Le maire de New York, Zohran Mamdani, se trouve au cœur de plusieurs polémiques simultanées qui interrogent ses méthodes de communication et sa gestion du pouvoir. Selon une enquête du Jerusalem Post relayée par l’agence italienne Adnkronos, des dizaines, voire des centaines de comptes suspects sur X (anciennement Twitter) amplifieraient artificiellement les publications de l’édile et de son entourage politique. L’analyse, menée par des spécialistes en cybersécurité pour le compte de l’Organisation sioniste mondiale, indique que certaines adresses IP pourraient être reliées à l’infrastructure informatique de la mairie de New York, bien qu’aucune preuve publiée n’établisse qui contrôlait ces comptes ni si des instructions officielles ont été données. Les comptes examinés, souvent créés récemment et aux profils incomplets, se caractérisent par une activité de republication massive – jusqu’à 955 messages en un jour pour l’un d’eux – et par la diffusion quasi systématique de contenus provenant du compte officiel du maire ou de figures politiques alliées.
Parallèlement, une enquête du New York Post, citée par le média israélien Kikar HaShabbat, brosse le portrait d’un responsable politique excessivement sensible aux critiques. Plus d’une dizaine de hauts fonctionnaires et conseillers politiques, s’exprimant sous couvert d’anonymat, décrivent un maire qui téléphone personnellement aux élus l’ayant critiqué publiquement et qui nourrirait des rancunes tenaces. Cette attitude se serait manifestée après une conférence de presse de dirigeants juifs appelant à modérer sa rhétorique à la suite d’une agression antisémite, M. Mamdani ayant alors contacté l’un des participants pour se plaindre du lien fait avec une vidéo où il qualifiait le premier ministre israélien Benyamin Netanyahou de « criminel de guerre ». L’entourage du maire a démenti certains épisodes, comme un échange tendu avec l’ancien chef de cabinet de la Maison Blanche Rahm Emanuel.

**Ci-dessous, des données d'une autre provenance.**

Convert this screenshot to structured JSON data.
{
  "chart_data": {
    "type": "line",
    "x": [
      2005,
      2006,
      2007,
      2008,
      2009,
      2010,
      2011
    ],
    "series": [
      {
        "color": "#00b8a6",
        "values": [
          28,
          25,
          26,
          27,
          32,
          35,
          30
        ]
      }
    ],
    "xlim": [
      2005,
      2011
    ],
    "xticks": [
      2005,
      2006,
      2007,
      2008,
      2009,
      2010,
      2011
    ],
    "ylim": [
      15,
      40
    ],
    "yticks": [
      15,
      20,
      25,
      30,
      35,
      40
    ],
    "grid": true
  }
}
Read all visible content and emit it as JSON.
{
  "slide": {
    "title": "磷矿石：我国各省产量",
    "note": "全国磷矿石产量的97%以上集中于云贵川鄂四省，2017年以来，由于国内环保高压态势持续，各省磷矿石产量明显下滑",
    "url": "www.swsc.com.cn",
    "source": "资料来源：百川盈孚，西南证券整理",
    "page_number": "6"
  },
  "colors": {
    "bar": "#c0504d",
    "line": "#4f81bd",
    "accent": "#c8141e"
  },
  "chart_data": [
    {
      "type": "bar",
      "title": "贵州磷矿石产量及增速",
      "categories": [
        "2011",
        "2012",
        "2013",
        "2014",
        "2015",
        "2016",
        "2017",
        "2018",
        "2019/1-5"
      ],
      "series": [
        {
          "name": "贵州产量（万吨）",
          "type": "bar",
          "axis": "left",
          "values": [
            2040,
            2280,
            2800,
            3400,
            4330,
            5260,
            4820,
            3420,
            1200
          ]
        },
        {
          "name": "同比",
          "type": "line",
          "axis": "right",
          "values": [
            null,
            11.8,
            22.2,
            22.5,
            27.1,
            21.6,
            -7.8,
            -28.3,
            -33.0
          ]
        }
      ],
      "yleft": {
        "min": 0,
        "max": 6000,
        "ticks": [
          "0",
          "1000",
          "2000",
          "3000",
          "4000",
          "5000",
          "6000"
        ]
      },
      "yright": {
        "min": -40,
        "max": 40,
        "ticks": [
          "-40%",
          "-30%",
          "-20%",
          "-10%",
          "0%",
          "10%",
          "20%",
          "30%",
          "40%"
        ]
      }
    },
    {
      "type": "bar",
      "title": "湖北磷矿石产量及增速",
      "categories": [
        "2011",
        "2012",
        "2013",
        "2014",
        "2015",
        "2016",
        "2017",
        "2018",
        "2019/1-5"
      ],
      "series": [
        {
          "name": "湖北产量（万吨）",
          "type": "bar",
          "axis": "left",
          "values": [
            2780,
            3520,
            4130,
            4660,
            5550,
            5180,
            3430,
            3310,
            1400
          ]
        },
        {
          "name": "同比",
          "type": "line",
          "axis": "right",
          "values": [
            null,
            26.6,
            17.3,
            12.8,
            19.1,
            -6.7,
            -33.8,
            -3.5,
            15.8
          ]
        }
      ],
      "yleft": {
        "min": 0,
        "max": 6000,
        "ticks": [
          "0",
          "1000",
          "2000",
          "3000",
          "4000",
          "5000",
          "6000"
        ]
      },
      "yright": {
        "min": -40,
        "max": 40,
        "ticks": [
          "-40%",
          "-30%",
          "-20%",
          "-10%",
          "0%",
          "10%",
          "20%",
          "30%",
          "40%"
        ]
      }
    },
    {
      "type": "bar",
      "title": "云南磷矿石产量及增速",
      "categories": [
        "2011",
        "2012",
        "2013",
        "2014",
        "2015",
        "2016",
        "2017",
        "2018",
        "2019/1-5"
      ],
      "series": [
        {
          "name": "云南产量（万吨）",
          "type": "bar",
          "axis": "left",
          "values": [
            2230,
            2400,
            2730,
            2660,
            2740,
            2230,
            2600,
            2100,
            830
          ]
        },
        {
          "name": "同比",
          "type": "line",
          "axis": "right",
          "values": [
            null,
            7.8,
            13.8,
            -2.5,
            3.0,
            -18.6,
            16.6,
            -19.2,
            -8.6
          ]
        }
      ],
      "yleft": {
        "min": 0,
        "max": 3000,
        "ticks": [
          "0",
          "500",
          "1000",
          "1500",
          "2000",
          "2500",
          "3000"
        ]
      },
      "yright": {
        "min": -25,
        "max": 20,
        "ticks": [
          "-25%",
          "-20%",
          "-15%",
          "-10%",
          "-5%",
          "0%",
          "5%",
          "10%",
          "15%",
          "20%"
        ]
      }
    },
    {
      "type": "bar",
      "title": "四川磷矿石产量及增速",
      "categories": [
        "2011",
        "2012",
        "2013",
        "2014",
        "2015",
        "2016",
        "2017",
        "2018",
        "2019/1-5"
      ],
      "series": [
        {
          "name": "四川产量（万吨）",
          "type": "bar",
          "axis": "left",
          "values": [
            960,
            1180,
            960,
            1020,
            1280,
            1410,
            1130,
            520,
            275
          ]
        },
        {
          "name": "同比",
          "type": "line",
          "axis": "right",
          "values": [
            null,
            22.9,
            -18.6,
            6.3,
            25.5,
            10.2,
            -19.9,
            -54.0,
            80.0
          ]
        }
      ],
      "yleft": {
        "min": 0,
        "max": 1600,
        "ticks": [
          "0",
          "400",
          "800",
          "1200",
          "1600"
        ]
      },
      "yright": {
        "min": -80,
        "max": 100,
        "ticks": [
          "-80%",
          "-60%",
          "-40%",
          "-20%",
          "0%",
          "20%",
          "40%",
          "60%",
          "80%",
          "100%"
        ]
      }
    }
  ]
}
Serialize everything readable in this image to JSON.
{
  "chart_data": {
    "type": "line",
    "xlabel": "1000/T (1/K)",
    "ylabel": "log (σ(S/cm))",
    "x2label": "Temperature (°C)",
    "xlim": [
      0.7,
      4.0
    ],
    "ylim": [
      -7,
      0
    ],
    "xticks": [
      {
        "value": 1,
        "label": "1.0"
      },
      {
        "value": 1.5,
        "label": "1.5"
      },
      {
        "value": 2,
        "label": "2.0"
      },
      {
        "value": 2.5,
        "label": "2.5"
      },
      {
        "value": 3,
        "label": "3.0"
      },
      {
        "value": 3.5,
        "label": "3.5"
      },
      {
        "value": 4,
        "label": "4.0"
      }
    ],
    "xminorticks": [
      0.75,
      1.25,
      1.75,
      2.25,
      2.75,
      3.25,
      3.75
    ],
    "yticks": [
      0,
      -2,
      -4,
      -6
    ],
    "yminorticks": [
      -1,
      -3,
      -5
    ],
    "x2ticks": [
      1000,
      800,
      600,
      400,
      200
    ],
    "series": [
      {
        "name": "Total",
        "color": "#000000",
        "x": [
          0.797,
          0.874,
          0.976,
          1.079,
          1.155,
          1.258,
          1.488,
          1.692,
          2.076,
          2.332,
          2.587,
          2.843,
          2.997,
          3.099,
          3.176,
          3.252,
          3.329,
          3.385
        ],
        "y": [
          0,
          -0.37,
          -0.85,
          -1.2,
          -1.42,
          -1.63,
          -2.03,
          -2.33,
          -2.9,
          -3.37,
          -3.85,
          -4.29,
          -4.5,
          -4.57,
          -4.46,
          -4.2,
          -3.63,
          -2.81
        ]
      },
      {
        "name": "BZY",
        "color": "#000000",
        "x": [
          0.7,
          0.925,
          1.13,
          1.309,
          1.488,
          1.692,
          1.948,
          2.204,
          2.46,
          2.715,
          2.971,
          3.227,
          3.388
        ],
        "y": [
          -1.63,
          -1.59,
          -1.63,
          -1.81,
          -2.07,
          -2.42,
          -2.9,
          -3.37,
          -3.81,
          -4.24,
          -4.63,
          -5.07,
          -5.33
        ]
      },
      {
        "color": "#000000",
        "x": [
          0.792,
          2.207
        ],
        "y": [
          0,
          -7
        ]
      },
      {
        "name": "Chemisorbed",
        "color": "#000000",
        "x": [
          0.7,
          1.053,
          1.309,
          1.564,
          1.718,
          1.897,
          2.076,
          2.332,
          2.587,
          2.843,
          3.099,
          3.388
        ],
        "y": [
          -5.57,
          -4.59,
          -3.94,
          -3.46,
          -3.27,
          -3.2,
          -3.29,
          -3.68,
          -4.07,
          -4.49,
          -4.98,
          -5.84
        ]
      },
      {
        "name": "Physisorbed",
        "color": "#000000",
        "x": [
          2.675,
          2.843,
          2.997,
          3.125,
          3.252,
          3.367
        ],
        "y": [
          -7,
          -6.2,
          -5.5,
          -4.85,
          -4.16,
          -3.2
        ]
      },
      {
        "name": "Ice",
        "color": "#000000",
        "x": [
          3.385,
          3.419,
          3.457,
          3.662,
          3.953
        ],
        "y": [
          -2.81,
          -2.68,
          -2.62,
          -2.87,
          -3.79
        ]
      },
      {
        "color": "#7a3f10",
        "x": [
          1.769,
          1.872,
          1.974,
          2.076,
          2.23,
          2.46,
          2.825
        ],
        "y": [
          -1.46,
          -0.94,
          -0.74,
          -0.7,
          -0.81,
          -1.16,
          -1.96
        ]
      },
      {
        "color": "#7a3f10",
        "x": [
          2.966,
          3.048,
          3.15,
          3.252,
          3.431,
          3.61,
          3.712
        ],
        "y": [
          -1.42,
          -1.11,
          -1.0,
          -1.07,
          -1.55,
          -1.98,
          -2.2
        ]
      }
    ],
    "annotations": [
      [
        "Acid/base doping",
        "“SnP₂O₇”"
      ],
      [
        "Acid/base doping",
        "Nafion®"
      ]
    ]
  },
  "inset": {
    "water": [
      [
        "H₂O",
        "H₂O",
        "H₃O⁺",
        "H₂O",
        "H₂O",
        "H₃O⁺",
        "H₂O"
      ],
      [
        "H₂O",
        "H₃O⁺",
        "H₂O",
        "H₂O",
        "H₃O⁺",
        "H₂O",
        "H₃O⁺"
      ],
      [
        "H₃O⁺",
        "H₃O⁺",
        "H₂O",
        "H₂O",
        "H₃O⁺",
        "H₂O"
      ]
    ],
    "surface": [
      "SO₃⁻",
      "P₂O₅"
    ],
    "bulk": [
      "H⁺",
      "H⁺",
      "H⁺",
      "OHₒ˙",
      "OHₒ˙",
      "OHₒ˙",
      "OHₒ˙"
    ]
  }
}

Ces révélations interviennent alors que M. Mamdani, détenteur des citoyennetés américaine et ougandaise et né en Ouganda avant de grandir en Afrique du Sud puis à New York, fait l’objet de vives critiques conservatrices pour une interview de 2016 exhumée par Fox News. Lors de la promotion du film Disney « Queen of Katwe » réalisé par sa mère, Mira Nair, il s’était exprimé avec un accent que des commentateurs de droite ont qualifié de « faux accent ougandais », moquant une appropriation culturelle. Le bureau du maire n’avait pas répondu aux sollicitations de la chaîne.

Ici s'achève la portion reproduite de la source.